21Il y a tout dans Homère, tout ce qui concerne la famille et même ce qui nous concerne nous, thérapeutes.
22Quand nos patients viennent nous voir, parfois ils sont en guerre, la guerre les épuise et ils ne savent pas comment y mettre fin comme dans l’Iliade. Parfois ils ont perdu leur chemin, parfois ils sont, pareils à Ulysse, perdus dans le brouillard, dans la tempête, en panne sans trouver le vent qui pourrait leur permettre de repartir. Certains n’ont pas réussi à trouver de chemin, ils errent.
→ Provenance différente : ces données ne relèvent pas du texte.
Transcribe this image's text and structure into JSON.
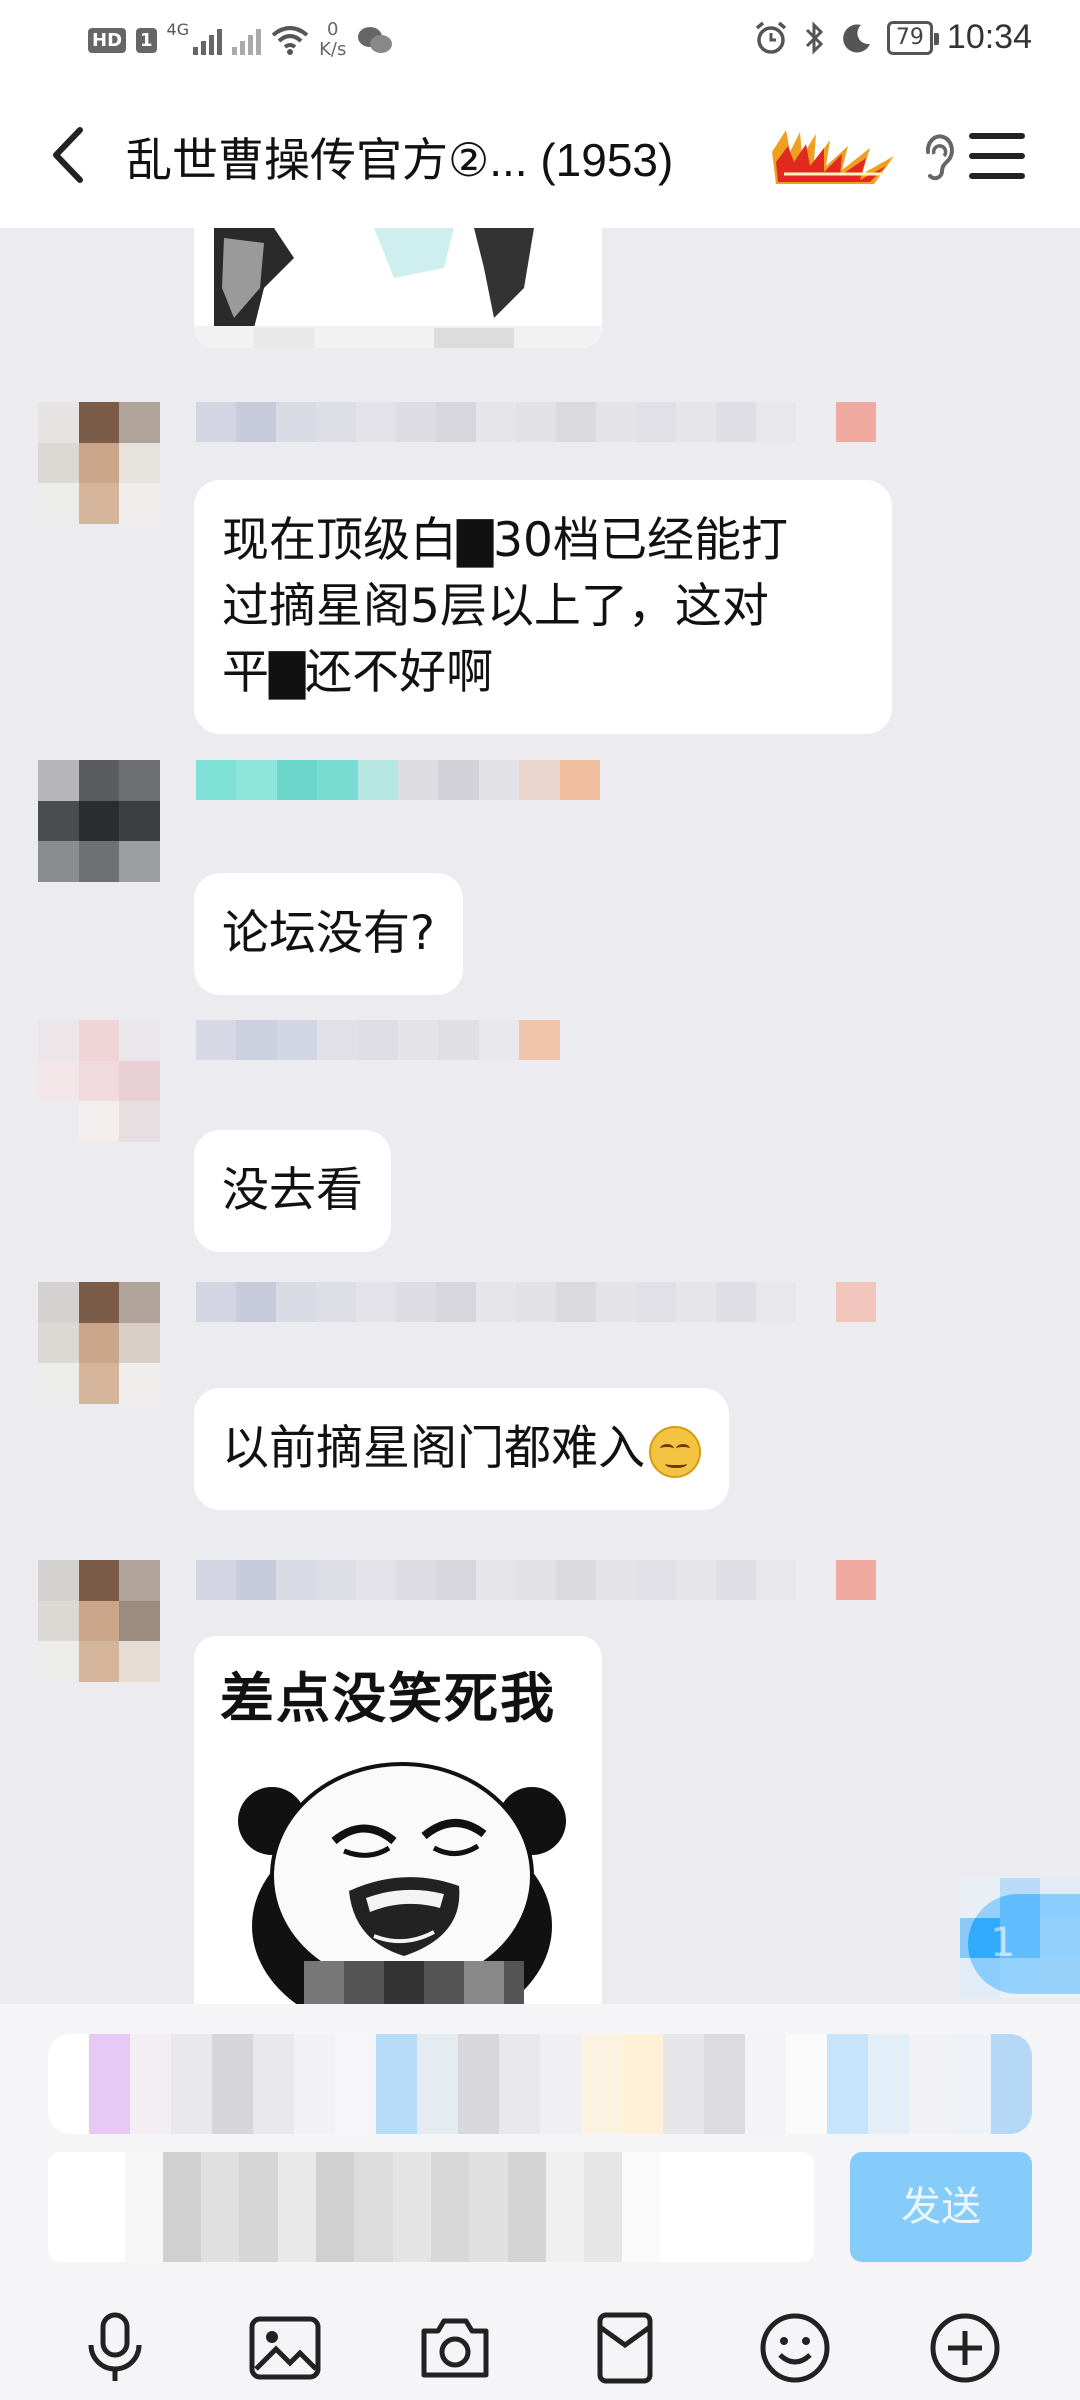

23Dans l’Iliade et l’Odyssée, les dieux de l’Olympe, dieux si humains, viennent parfois en aide aux humains en difficulté, en souffrance, perdus.
24Nous, thérapeutes, ne sommes pas des dieux. Néanmoins, notre tâche consiste à aider nos patients à trouver ou retrouver un chemin. Nous n’avons pas, au contraire des dieux de l’Olympe, le pouvoir de lever le brouillard, d’apaiser les tempêtes. Nous avons seulement celui de les aider à traverser les tempêtes, à retrouver leur chemin. Pour cela, il nous faut entrer avec eux dans leur tempête, les y accompagner sans nous y perdre et sans trop de peur et les aider à l’apaiser, à en sortir.
25J. Miermont disait que nous sommes des passeurs, j’y ai en son temps ajouté, que nous sommes des passeurs spatio-temporels, à la manière d’Hermès, le messager des dieux. C’est Marie Houyoux qui nous donne ainsi la plus belle définition de notre métier.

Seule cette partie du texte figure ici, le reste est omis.